The computation of the first and second moments (mean vector \(\mathbb{\mu}^{*}=E[\mathbb{\mathbf{x}}]\)
and covariance matrix \(\mathbb{\Sigma}^{*}\) respectively) is not
trivial for the truncated case, since they are obviously not the same as
\(\mathbb{\mu}\) and \(\mathbb{\Sigma}\) from the parametrization
of \(TN(\mathbb{\mu},\mathbb{\Sigma},\mathbb{\mathbf{a}},\mathbb{\mathbf{b}})\).

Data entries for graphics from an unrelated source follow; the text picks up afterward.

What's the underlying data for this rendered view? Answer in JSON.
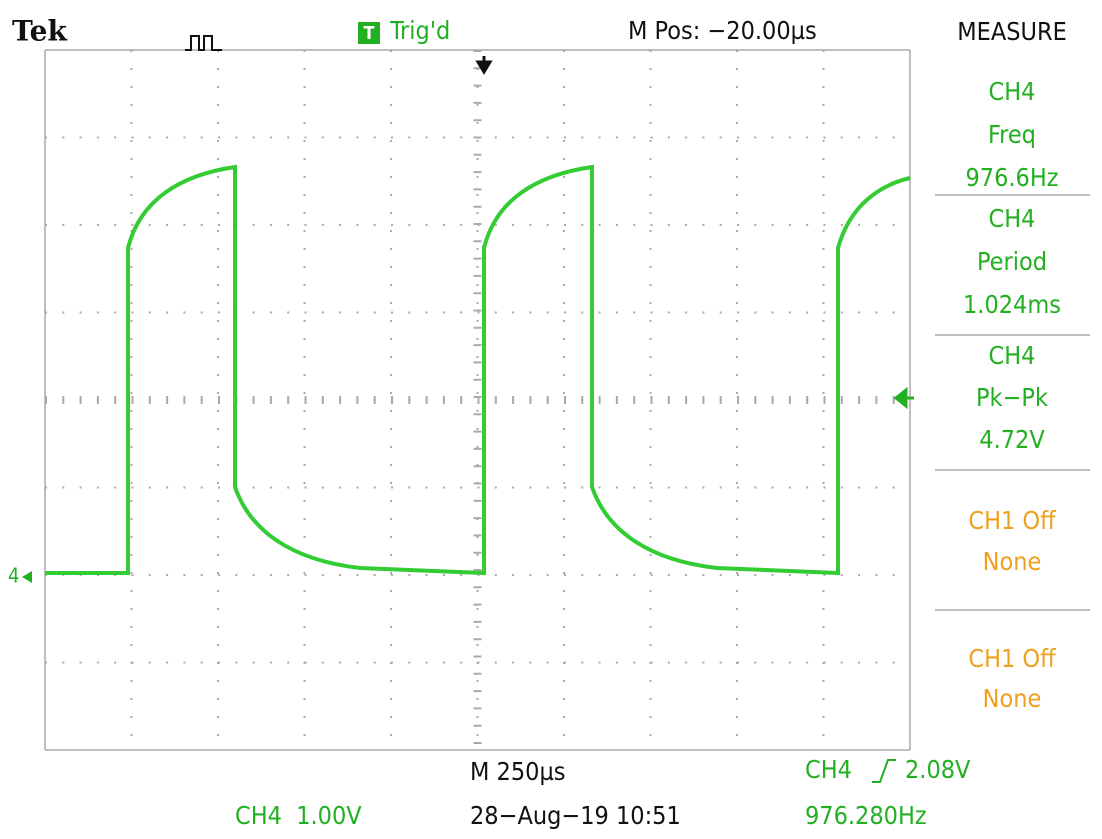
{
  "header": {
    "brand": "Tek",
    "trigger_badge": "T",
    "trigger_status": "Trig'd",
    "position": "M Pos: −20.00µs"
  },
  "channel_marker": "4",
  "measure": {
    "title": "MEASURE",
    "items": [
      {
        "lines": [
          "CH4",
          "Freq",
          "976.6Hz"
        ]
      },
      {
        "lines": [
          "CH4",
          "Period",
          "1.024ms"
        ]
      },
      {
        "lines": [
          "CH4",
          "Pk−Pk",
          "4.72V"
        ]
      },
      {
        "lines": [
          "CH1 Off",
          "None"
        ]
      },
      {
        "lines": [
          "CH1 Off",
          "None"
        ]
      }
    ]
  },
  "footer": {
    "timebase": "M 250µs",
    "trigger_source": "CH4",
    "trigger_level": "2.08V",
    "channel_scale": "CH4  1.00V",
    "datetime": "28−Aug−19 10:51",
    "trigger_freq": "976.280Hz"
  }
}
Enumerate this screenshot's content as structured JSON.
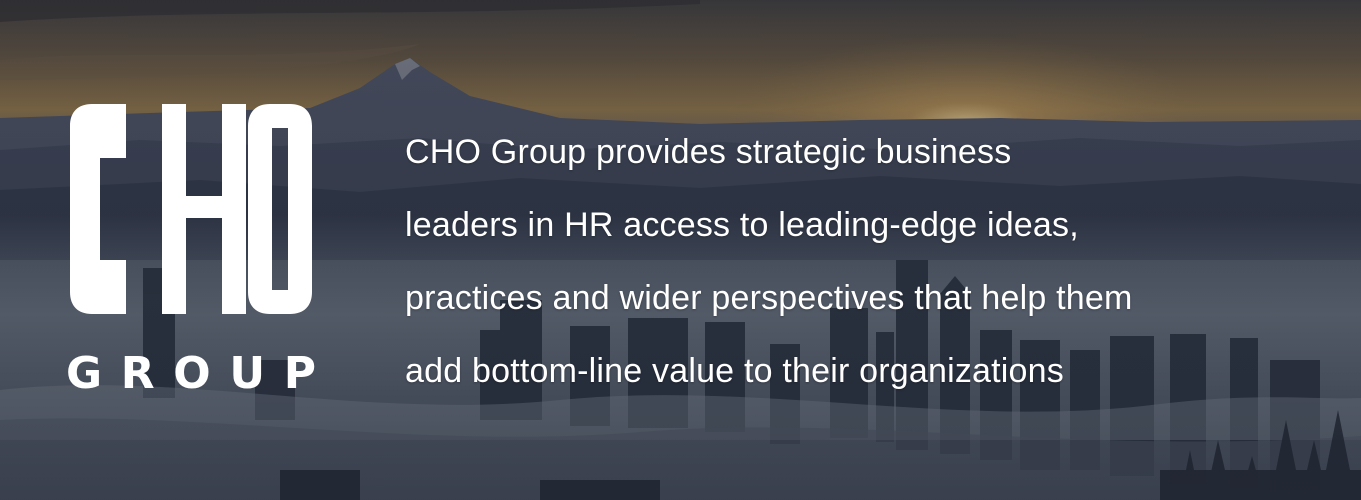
{
  "logo": {
    "text": "CHO",
    "letters": [
      "G",
      "R",
      "O",
      "U",
      "P"
    ],
    "color": "#ffffff"
  },
  "tagline": {
    "lines": [
      "CHO Group provides strategic business",
      "leaders in HR access to leading-edge ideas,",
      "practices and wider perspectives that help them",
      "add bottom-line value to their organizations"
    ]
  },
  "colors": {
    "sky_top": "#3c3b3d",
    "sky_glow": "#8e7448",
    "fog": "#6d7783",
    "city": "#2b3340",
    "text": "#ffffff"
  }
}
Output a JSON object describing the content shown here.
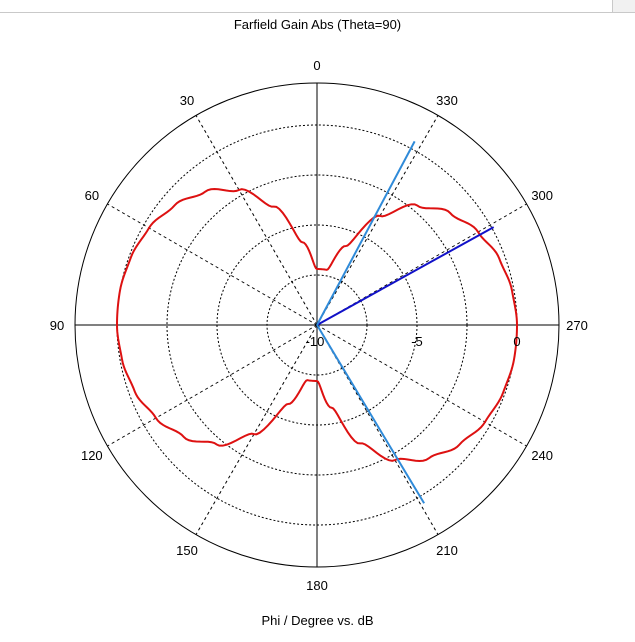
{
  "window": {
    "title": "Farfield Gain Abs (Theta=90)"
  },
  "chart_data": {
    "type": "polar",
    "title": "Farfield Gain Abs (Theta=90)",
    "xlabel": "Phi / Degree vs. dB",
    "angle_direction": "counterclockwise",
    "zero_location": "top",
    "angle_tick_labels": [
      "0",
      "30",
      "60",
      "90",
      "120",
      "150",
      "180",
      "210",
      "240",
      "270",
      "300",
      "330"
    ],
    "radial_range": [
      -10,
      0
    ],
    "radial_ticks": [
      -10,
      -5,
      0
    ],
    "radial_tick_labels": [
      "-10",
      "-5",
      "0"
    ],
    "grid": true,
    "colors": {
      "series": "#dd1111",
      "direction_marker": "#1111c8",
      "beamwidth_marker": "#2f8ad8"
    },
    "series": [
      {
        "phi": [
          0,
          10,
          20,
          30,
          40,
          50,
          60,
          70,
          80,
          90,
          100,
          110,
          120,
          130,
          140,
          150,
          160,
          170,
          180,
          190,
          200,
          210,
          220,
          230,
          240,
          250,
          260,
          270,
          280,
          290,
          300,
          310,
          320,
          330,
          340,
          350
        ],
        "gain_db": [
          -7.2,
          -5.8,
          -3.7,
          -2.2,
          -1.3,
          -0.7,
          -0.3,
          -0.1,
          0.0,
          0.0,
          -0.1,
          -0.3,
          -0.7,
          -1.3,
          -2.2,
          -3.7,
          -5.8,
          -7.2,
          -7.2,
          -5.8,
          -3.7,
          -2.2,
          -1.3,
          -0.7,
          -0.3,
          -0.1,
          0.0,
          0.0,
          -0.1,
          -0.3,
          -0.7,
          -1.3,
          -2.2,
          -3.7,
          -5.8,
          -7.2
        ]
      }
    ],
    "markers": [
      {
        "name": "main-lobe-direction",
        "phi": 299,
        "gain_db": 0.1,
        "color": "#1111c8"
      },
      {
        "name": "3db-beamwidth-1",
        "phi": 332,
        "gain_db": 0.4,
        "color": "#2f8ad8"
      },
      {
        "name": "3db-beamwidth-2",
        "phi": 211,
        "gain_db": 0.4,
        "color": "#2f8ad8"
      }
    ]
  }
}
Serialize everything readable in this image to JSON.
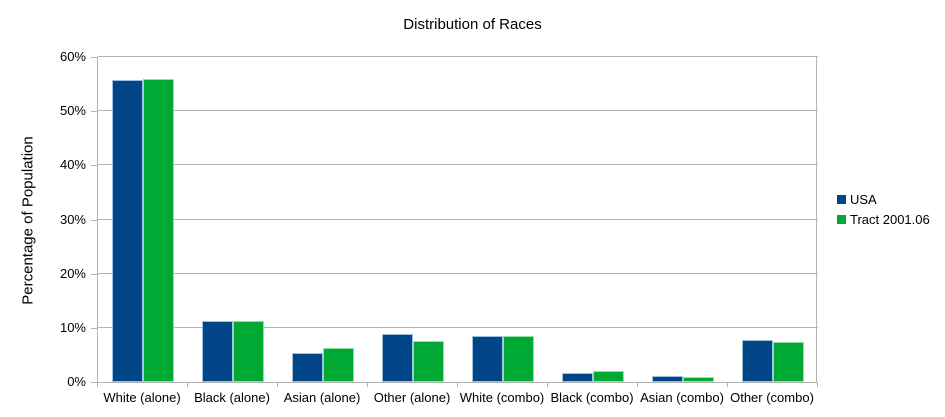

The moment-generating function has been given first by (Tallis 1961), but his formulas treated only the
special case of a singly-truncated distribution with a correlation
matrix \(\boldsymbol{R}\). Later works,
especially (Lee 1979) generalized the
computation of moments for a covariance matrix \(\mathbb{\Sigma}\) and gave recurrence
relations between moments, but did not give formulas for the moments of
the double-truncated case. We presented the computation of moments for
the general double-truncated case in a working paper (Manjunath and Wilhelm 2009) and implemented the
algorithm in the method mtmvnorm(), which can be used
as
> moments <- mtmvnorm(mean=mu, sigma=sigma,
> lower=a, upper=b)
The moment calculation for our example results in \(\mathbb{\mu}^{*} = (-0.122, 0)^T\) and covariance matrix \[\mathbb{\Sigma}^{*} = \left( \begin{array}{cc} 0.165 & 0.131 \\ 0.131 & 1.458 \end{array} \right)\] To compare these results with the sample moments, use
> colMeans(X)
> cov(X)
It can be seen in this example that truncation can significantly reduce the variance and change the covariance between variables.
Unlike our example, in many settings \(\mathbb{\mu}\) and \(\mathbb{\Sigma}\) are unknown and must be estimated from the data. Estimation of \((\mathbb{\mu},\mathbb{\Sigma})\) when truncation points \(\mathbb{\mathbf{a}}\) and \(\mathbb{\mathbf{b}}\) are known can typically be done by either Maximum-Likelihood, Instrumental Variables ((Amemiya 1973), (Amemiya 1974), (Lee 1979), (Lee 1983)) or in a Bayesian context ((Griffiths 2002)). We are planning to include these estimation approaches in the package in future releases.
The package tmvtnorm provides methods for simulating from truncated multinormal distributions (rejection and Gibbs sampling), calculations from marginal densities and also calculation of mean and covariance of the truncated variables. We hope that many useRs will find this package useful when dealing with truncated normal variables.